- Film poster
- Directed by: Behnam Behzadi
- Written by: Behnam Behzadi
- Starring: Ali Mossafa Sahar Dolatshahi Setareh Hosseini Setareh Pesyani Shirin Yazdanbakhsh Roya Javidnia
- Music by: Sahar Sakhaei
- Release date: 18 May 2016 (Cannes);
- Running time: 84 minutes
- Country: Iran
- Language: Persian

= Inversion (film) =

2016 film

Inversion (وارونگی) is a 2016 Iranian film directed by Behnam Behzadi. It was screened in the Un Certain Regard section at the 2016 Cannes Film Festival.

== Plot ==
At 35, Niloofar lives with her mother in Tehran. Because of heavy air pollution, her family decides to move her to the countryside without asking her. After a lifetime of obeying others, she finally chooses to resist and stand up for herself.

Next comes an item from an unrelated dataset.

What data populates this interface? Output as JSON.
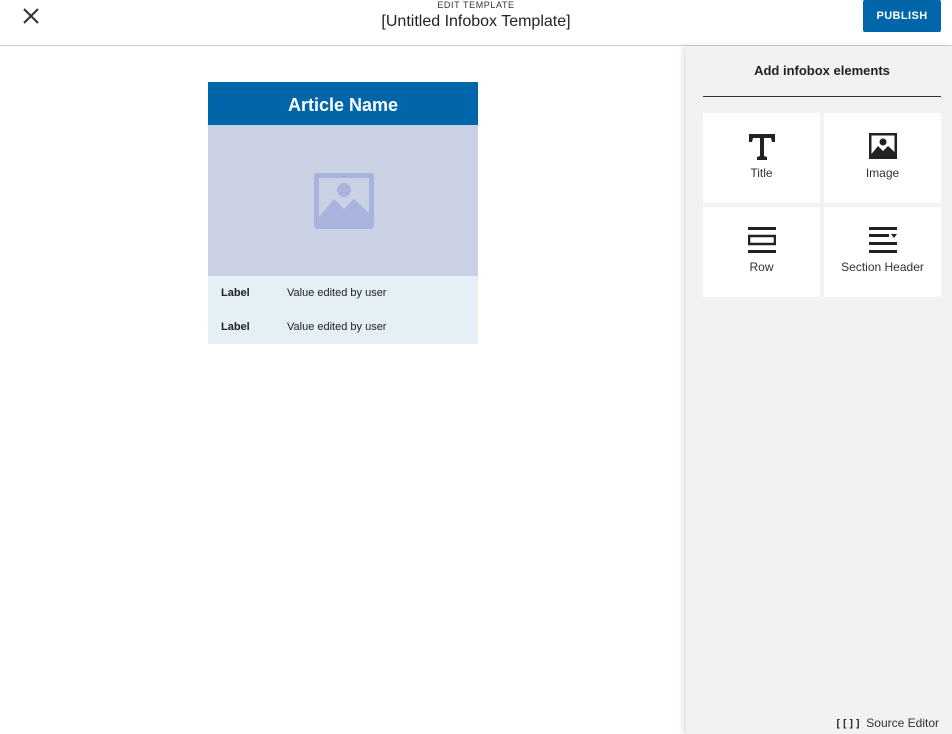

== Historical background ==

In November 2016, air pollution in Tehran was so bad that the authorities ordered schools to close and the most sensitive populations, such as children and the elderly, to stay at home. The film refers to the orders issued by President Mahmoud Ahmadinejad, who, in response to the international sanctions imposed on Iran's nuclear program, ordered refineries to produce low-quality gasoline, in defiance of environmental standards. These measures led to the deadly smog that hit the country a few years later.

Director Behnam Behzadi uses the metaphor of unbreathable air to paint the portrait of a woman in struggle, in the midst of conquering her own space of freedom.